O Índice de Confiança do Empresário Industrial gaúcho (Icei/RS), elaborado pela Federação das Indústrias do Estado (Fiergs) e divulgado nesta quinta-feira, registrou o primeiro sinal de recuperação, após três meses de queda, ao alcançar 55,7 pontos em setembro, valor 3,8 pontos acima do registrado em agosto. O aumento do indicador sugere uma retomada da atividade industrial, sobretudo por ter sido causado não apenas por uma evolução relativa nas condições atuais, mas por uma reavaliação das expectativas futuras.
— A avaliação melhorou com a nova rodada de medidas de incentivos do governo, especialmente, a redução do custo de energia, as desonerações das folhas de pagamento e os anúncios de investimentos em infraestrutura que pretendem diminuir o Custo Brasil e fornecer mais competitividade para o setor produtivo — afirmou o presidente da Fiergs, Heitor José Müller.

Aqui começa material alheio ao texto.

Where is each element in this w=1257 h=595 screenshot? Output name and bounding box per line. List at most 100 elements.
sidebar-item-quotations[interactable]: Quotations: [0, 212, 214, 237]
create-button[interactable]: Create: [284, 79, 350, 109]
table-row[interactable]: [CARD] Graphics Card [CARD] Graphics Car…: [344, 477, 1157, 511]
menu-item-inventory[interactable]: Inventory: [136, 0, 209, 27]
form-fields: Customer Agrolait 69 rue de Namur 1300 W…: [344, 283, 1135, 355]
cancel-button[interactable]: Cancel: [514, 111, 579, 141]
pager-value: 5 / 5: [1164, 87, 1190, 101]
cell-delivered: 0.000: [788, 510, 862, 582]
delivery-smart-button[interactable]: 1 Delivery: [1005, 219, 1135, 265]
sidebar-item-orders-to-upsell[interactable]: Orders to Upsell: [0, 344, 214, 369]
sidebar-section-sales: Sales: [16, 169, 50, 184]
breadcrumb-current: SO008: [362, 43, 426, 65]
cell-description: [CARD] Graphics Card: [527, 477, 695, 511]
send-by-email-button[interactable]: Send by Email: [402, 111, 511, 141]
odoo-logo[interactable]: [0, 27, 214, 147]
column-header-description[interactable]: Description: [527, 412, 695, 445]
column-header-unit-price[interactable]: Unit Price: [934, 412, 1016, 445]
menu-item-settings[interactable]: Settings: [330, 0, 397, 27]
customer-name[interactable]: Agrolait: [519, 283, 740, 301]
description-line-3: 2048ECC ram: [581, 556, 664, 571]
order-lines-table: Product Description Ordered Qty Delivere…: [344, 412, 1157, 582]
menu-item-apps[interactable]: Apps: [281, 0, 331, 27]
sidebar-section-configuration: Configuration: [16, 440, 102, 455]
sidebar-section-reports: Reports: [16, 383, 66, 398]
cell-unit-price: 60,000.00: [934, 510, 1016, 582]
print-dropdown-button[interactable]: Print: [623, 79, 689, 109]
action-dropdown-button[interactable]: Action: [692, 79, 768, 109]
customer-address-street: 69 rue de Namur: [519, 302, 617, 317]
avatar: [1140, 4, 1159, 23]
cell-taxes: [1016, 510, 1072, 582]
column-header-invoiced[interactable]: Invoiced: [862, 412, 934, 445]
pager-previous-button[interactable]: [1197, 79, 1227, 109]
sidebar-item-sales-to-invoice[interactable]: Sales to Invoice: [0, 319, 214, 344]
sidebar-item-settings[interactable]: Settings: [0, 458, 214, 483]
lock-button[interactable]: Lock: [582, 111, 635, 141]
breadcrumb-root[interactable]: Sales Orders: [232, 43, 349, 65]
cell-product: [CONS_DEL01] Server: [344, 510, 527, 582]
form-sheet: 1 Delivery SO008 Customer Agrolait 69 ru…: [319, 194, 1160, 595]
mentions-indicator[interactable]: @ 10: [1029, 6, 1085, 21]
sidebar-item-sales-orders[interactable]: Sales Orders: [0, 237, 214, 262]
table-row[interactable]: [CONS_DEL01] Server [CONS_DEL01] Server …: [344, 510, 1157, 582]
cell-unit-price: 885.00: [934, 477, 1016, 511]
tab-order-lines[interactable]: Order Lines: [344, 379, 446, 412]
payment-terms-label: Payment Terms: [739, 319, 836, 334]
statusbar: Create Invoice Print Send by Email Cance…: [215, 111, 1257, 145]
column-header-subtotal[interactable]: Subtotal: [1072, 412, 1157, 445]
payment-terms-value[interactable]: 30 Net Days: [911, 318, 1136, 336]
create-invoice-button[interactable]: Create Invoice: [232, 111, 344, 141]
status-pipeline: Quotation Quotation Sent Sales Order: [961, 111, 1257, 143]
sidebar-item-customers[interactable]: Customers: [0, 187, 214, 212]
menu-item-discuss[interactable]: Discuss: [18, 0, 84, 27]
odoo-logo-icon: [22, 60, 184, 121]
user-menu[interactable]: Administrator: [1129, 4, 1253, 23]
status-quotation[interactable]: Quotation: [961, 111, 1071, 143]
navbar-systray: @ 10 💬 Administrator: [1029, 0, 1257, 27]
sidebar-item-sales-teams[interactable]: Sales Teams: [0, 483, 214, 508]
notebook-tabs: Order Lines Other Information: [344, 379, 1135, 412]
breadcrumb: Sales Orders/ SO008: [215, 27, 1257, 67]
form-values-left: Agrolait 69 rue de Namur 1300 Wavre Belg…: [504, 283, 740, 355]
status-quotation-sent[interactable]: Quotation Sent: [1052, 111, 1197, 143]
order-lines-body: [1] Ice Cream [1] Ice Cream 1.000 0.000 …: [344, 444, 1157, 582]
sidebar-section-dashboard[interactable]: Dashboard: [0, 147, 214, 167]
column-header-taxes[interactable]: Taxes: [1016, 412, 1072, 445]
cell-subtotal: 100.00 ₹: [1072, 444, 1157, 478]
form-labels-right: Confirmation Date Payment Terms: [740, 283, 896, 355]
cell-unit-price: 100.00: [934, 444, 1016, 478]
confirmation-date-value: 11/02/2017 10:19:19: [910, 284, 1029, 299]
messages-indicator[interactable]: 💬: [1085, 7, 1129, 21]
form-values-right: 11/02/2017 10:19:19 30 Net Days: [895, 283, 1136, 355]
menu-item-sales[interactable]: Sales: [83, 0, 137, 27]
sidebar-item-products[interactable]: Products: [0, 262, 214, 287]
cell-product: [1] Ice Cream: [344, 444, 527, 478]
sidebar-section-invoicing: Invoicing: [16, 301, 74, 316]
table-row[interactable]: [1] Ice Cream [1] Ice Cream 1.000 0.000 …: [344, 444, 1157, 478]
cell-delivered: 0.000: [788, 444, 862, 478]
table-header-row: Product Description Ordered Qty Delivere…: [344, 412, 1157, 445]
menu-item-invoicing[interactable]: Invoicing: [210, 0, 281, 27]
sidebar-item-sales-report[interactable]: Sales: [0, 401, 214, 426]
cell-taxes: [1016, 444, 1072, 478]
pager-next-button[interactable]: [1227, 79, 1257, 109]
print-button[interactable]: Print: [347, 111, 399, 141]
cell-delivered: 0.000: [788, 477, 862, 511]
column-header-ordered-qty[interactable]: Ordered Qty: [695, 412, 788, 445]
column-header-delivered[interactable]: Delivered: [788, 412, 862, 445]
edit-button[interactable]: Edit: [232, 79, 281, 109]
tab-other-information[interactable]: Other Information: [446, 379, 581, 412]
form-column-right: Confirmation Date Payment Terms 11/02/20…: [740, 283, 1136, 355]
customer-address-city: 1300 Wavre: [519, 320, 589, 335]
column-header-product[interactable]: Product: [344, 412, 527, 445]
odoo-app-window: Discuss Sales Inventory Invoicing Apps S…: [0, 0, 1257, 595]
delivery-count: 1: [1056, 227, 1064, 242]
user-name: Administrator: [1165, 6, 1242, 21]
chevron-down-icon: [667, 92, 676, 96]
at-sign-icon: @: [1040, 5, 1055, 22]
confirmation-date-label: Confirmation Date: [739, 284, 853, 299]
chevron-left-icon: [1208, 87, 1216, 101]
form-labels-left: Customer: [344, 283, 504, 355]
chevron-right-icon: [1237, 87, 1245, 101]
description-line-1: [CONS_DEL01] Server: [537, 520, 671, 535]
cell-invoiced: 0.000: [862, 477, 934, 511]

Elaborado mensalmente pela Fiergs, o Icei-RS é baseado em questões sobre o momento atual e as expectativas futuras, variando numa escala de 0 a 100 pontos. Quanto mais os valores estiverem acima de 50 significa maior confiança e quanto mais abaixo, pessimismo. A amostra contou com 164 indústrias, sendo 35 pequenas, 61 médias e 68 grandes.
O indicador das Condições Atuais, que compõe o Icei-RS, subiu de 43,8, em agosto, para 48,5 pontos, em setembro. Embora ainda não tenha alcançado a região que denota melhora (acima de 50 pontos), a expansão indicou uma redução na proporção de empresários gaúchos que percebe piora da economia brasileira (de 50% para 31,1%) e da empresa (31,4% para 21,5%).
Para os próximos seis meses, o Indicador de Expectativas respondeu pela maior parte do crescimento da confiança em setembro. Após três meses seguidos de recuo, registrou avanço de 3,3 pontos na comparação com agosto, atingindo 59,2 pontos. Dessa forma, retratou empresários mais otimistas, ainda que de forma moderada, com relação à evolução futura da economia e das suas empresas. A parcela de empresas que está confiante com relação à economia brasileira aumentou de 25,9%, em agosto, para 35,4%, em setembro, enquanto a proporção das que está pessimista diminuiu de 20,4% para 12,8%.